An experimental investigation of the relationship between borehole-NMR derived effective diffusion in unconsolidated media and hydraulic conductivity

Abstract:

A staple in the oilfield--borehole NMR measurements are increasingly being relied upon for hydrologic characterization. Most tool designs utilize strong permanent magnets in order to achieve sufficient S/N, this has the side effect that the measured NMR phenomenon occur in the presence of a constant static-field gradient $\left( \nabla \mathbf{B}_0 \right)$. The gradient can be exploited, using enhanced diffusion methods (EDM), in order to measure the temperature-dependent effective diffusion ($D_{\mathit{eff}}(T)$) constant of the investigated fluids. EDM have proven to be powerful and reliable techniques for fluid-type discrimination.In water-only samples deviation of the apparent diffusion from the intrinsic molecular diffusion coefficient of water $(D_w(T))$ is primarily controlled by restricted diffusion--the physical obstruction of spins which impedes free diffusion within the gradient.

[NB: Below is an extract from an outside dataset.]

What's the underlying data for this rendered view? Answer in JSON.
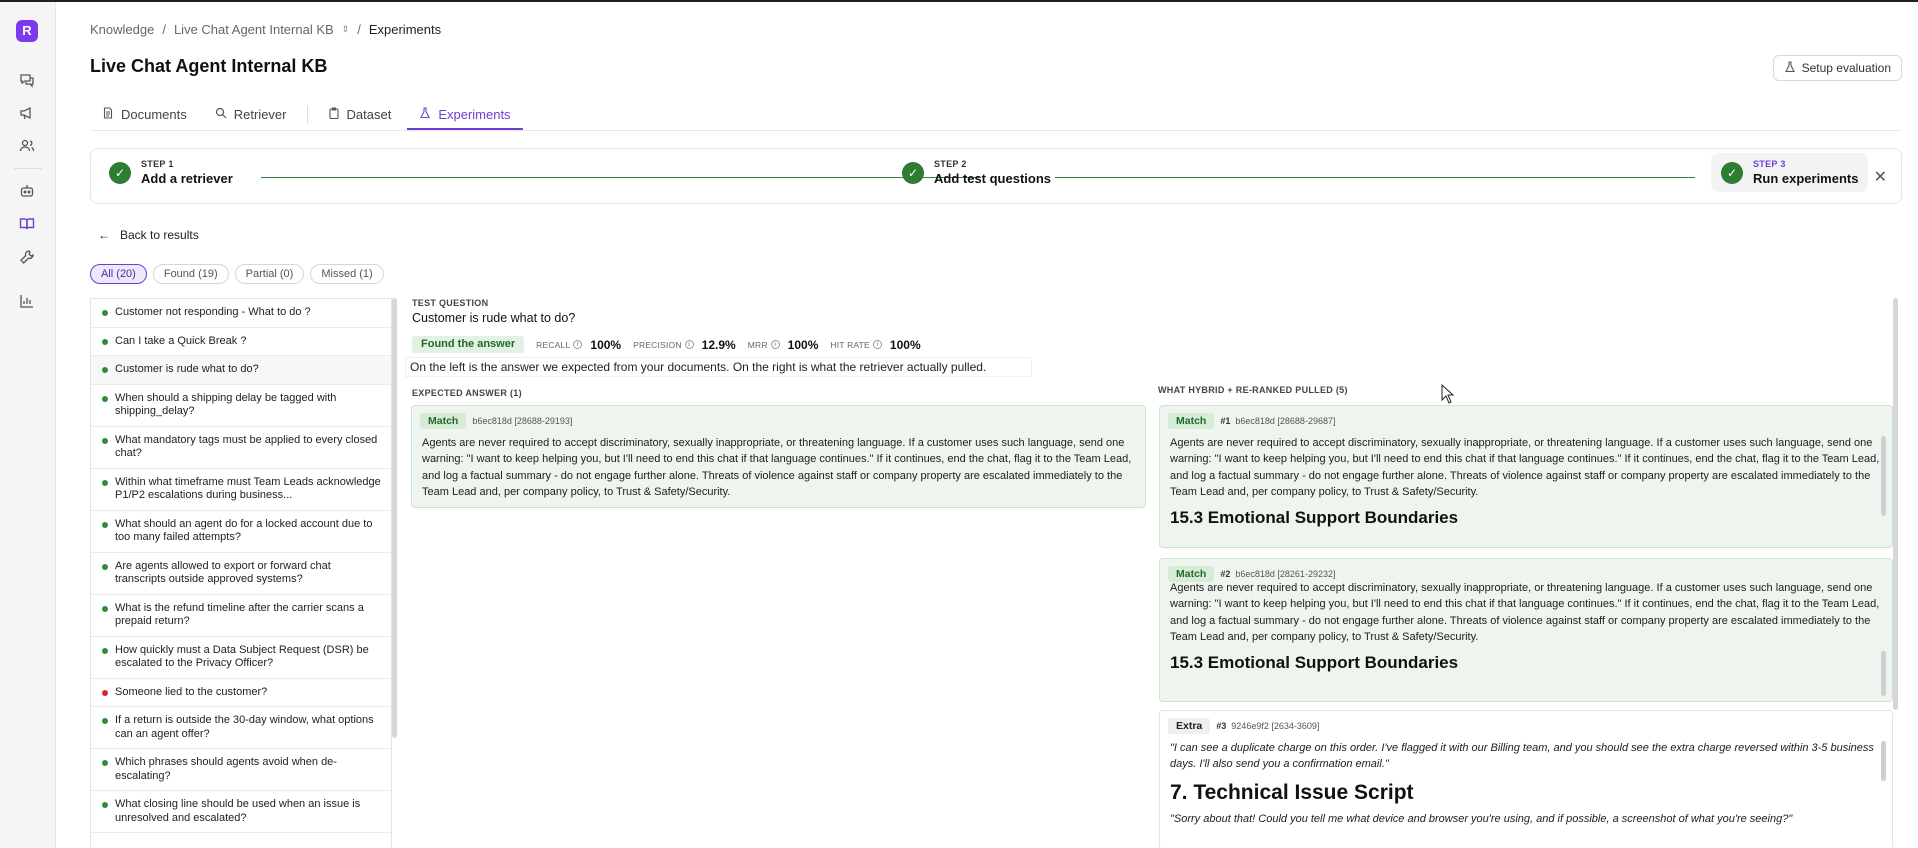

The ability to relate hydraulic conductivity to NMR measurements is of fundamental interest in hydrogeophysics. Commonly, NMR relaxation and recovery time constants $\left(T_{1,2}\right)$ are used for this purpose. A growing body of work has highlighted the complicated nature of these relationships, particularity in unconsolidated high-porosity media. Furthermore, these relationships are dependent on the
surface relaxivity ($\rho_{N}$) and micro-porosity of the media.

$D_{\mathit{eff}}$ is intrinsically linked to the mobility of spins within a sample, has been related to pore geometry, and intriguingly shares units with transmissivity. The short-time behavior of $D_{\mathit{eff}}$ is independent of $\rho_N$ while full records can be used to yield estimates of relaxivity. In this study we compare data collected from laboratory and borehole NMR instruments with laboratory permeameter measurements for unconsolidated mixtures of sands, silt, and fine gravels. A 2D inversion for $T_2$ and $D_{\mathit{eff}}$ was developed under the assumption that all diffusion-related signal attenuation occurs in the motional averaging regime. Correlation between $T_2$, $D_0$, and hydraulic conductivity is then investigated as well as limitations of the approaches. We find that the addition of $D_{\mathit{eff}}$ information yields valuable additional information for NMR hydraulic studies.